Selective live actuation — rung 2: owned surfaces only¶
Personas driving live apps is seductive and unreliable in equal measure, so it grows on a ladder, and each rung must EARN the next:
| Rung | Surface | Entry |
|---|---|---|
| 1 | Artifacts (screenshots, flows, prototypes-as-screens) | brief_flow_walkthrough — no browser, the reliable default |
| 2 | Owned surfaces (scaffolded prototypes, declared staging) | walk_own — this document |
| 3 | The open web ("here's a URL and a test login") | walk_open — deliberate, policy-guarded |
The bounds (rung 2)¶
walk_own(persona_id, prototype_id=… | url=…) reuses the live-walkthrough
harness (WalkPolicy: origin allowlist, deny-by-default actions, caps,
credential redaction) with rung-2 restrictions on top:
- Owned origins only. Loopback always; staging origins only when explicitly
declared via
SONALOOP_OWNED_ORIGINS(comma-separated) — that env var IS the opt-in. Anything else is refused with a pointer at rung 3. - Origin-locked, exactly. The policy's
allowed_originsis pinned to the single owned origin being driven. - Tighter caps.

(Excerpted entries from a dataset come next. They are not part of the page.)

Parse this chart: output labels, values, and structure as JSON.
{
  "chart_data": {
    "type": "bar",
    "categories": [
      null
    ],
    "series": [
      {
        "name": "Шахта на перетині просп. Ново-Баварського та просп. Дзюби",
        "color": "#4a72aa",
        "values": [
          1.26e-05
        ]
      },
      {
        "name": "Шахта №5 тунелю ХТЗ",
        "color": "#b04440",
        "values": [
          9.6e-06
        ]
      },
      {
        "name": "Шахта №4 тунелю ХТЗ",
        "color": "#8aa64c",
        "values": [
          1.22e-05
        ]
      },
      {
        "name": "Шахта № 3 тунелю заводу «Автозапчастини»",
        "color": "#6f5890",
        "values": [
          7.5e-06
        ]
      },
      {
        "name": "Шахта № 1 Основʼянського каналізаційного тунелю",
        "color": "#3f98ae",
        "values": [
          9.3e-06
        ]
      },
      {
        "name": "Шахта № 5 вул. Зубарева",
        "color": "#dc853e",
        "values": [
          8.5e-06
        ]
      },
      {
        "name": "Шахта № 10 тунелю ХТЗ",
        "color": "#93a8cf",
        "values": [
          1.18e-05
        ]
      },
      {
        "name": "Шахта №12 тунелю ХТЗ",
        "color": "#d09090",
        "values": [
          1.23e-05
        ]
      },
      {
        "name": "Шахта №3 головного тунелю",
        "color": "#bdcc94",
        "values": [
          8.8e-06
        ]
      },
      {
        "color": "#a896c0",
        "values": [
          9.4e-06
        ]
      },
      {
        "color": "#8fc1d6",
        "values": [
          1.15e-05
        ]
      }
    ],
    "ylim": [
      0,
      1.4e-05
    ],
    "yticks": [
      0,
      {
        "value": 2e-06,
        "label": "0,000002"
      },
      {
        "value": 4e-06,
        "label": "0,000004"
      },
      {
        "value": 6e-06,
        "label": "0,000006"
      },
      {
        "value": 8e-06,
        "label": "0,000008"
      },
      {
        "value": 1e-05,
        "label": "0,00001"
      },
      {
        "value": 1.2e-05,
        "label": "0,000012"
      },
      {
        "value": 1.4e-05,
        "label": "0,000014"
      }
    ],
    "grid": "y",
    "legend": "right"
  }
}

max_actions ≤ 40,max_duration_s ≤ 300— clamped DOWN even if the caller asks for more. A prototype drive that needs more is a smell. - Prototype path. Passing
prototype_idstarts the scaffolded app (localhost) and drives that — reproducible, ours, disposable. - Fail-soft. Without the Playwright harness,
walk_ownreturns a structured fallback pointing at the artifact walkthrough; no core flow needs a browser, ever.
Recording is the normal path: drive with proto_act, persist with
record_usability_session(fidelity='live', session_id=…) so the claimed
states verify against the browser log (grounded_verified).
The evidence-quality gate (fidelity vs theater)¶
Before rung 2 becomes a default anywhere, it must BEAT the artifact rung on evidence quality for the same flow:
record_actuation_gate(project_id, artifact_session_id, live_session_id, note)
compares the two sessions on derived dimensions — verified states, trace
density (steps, monologue per step), screenshots, friction granularity,
statements, predicted behaviors — and persists the verdict as an eval_report
(kind='actuation_gate'). The winner follows from the numbers; the host's
reading goes in note; green only when the live rung wins. Run the gate per
flow class you care about — a recorded loss means: stay on artifacts there.